A few Canadians, Mega Bouche (ToRD) and Lock N Roll (HCRG), show their love for slow derby at the 2010 WFTDA Championships. (Photo by Lucid Lou)

But I believe this thinking—which panders too much to the audience while at the same time questioning this audience’s ability to grasp strategies and skating techniques and appreciate them—is backward.  The reality is, is that the isolation and trap strategies that have now become an essential part of any competitive team’s arsenal represent the logical evolution of the sport (and the dramatic trapping that often occurred in 2009 rarely occurs anymore against teams that are evenly matched); for me, all this confusion lies in a misunderstanding of what the nature of the game really is. No matter what anyone says, roller derby is not, by nature or definition, exclusively a fast sport. Unarguably, the goal in roller derby is for a team to advance its jammer past the opposing team’s blockers to score points.

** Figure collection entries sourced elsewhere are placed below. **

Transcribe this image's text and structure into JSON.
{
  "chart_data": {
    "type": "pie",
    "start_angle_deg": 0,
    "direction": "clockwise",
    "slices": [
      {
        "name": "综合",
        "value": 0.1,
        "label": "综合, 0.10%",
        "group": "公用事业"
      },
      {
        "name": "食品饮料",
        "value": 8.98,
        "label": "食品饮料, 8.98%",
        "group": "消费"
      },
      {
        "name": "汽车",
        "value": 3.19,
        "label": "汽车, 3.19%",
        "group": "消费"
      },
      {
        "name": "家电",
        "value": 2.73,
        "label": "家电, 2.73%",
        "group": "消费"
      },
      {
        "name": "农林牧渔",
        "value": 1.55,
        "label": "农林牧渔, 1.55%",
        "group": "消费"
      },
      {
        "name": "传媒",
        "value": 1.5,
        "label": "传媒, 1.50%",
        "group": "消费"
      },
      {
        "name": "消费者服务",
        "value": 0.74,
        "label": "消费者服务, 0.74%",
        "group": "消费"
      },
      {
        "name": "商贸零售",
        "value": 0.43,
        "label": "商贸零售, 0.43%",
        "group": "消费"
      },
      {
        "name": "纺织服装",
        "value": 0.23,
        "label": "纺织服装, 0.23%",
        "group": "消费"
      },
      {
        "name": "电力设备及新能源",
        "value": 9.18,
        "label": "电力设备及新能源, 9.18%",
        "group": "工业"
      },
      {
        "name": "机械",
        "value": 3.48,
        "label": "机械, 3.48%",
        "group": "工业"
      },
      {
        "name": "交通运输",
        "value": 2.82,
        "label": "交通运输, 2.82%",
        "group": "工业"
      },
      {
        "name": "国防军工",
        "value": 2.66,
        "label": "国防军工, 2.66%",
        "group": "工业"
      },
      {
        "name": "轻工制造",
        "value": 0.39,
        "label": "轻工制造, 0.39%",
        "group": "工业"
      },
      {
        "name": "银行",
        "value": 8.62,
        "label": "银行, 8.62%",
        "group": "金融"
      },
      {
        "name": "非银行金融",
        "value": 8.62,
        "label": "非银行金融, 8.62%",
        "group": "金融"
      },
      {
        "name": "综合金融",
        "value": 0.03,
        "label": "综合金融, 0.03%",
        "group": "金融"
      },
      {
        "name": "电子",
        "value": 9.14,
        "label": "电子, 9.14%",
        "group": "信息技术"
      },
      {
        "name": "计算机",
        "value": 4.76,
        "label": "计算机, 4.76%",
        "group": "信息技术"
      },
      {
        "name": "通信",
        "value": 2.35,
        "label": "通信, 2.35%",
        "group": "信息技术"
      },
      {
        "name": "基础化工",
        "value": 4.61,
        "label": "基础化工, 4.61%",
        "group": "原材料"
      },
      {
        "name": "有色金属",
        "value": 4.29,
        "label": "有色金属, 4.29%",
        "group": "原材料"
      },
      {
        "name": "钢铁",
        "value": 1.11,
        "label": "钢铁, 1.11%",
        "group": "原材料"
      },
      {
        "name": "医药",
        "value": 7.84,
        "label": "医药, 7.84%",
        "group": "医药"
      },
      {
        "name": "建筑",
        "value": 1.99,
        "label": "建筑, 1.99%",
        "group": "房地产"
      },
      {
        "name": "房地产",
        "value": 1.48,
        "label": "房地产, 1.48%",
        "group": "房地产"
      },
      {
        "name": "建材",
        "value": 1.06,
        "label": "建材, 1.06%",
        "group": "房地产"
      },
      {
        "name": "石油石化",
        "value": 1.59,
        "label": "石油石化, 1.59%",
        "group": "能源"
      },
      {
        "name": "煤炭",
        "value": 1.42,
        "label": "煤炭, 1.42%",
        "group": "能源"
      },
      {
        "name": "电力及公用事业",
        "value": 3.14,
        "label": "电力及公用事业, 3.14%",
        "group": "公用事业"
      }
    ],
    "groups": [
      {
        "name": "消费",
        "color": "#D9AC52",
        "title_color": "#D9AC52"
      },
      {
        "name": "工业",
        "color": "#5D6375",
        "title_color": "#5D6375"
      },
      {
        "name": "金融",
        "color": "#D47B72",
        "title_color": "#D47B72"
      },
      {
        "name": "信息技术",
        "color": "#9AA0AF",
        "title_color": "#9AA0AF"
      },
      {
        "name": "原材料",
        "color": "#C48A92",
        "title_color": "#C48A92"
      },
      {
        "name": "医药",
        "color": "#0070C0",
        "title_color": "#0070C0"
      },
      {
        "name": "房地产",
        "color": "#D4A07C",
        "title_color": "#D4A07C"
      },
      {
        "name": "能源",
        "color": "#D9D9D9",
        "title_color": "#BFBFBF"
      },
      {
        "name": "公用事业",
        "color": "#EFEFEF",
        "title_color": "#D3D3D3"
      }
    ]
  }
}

The easiest way to accomplish this goal is, logically, to slow down the blockers (conversely, the best way to avoid being scored on is to speed up!). Therefore, one could easily argue that by nature and definition roller derby is just as much a slow game as it is a fast one.

Traditionally, roller derby was played in a fast, forward-moving way because it was played on a velodrome. When the track was flattened, this need to be in perpetual motion disappeared, freeing up skaters to explore the possibilities of being on a slower, much more controlled surface, and allowing them to find better ways to impede the progress of the opposing team’s blockers. As of the summer of 2011 pretty much every competitive flat track team employs some sort of isolation strategy (at the very least during power jams), and in most circles, the controversy seems to be a thing of the past.

The sport continues to grow, though not with quite the same leaps and bounds; on a macro level, the strategies of the game continue to be refined. On a micro level, players continue to make the slightest physical and equipment adjustments in an attempt to glean some kind of advantage. Increasingly, this is beginning to occur as early on as during the fresh meat process or on farm teams, before skaters ever take to the track competitively.

It was through all of these changes—the focus on strategic play, the necessity of increased training—that flat track roller derby has been defined; through these evolutions, the sport has finally found its identity.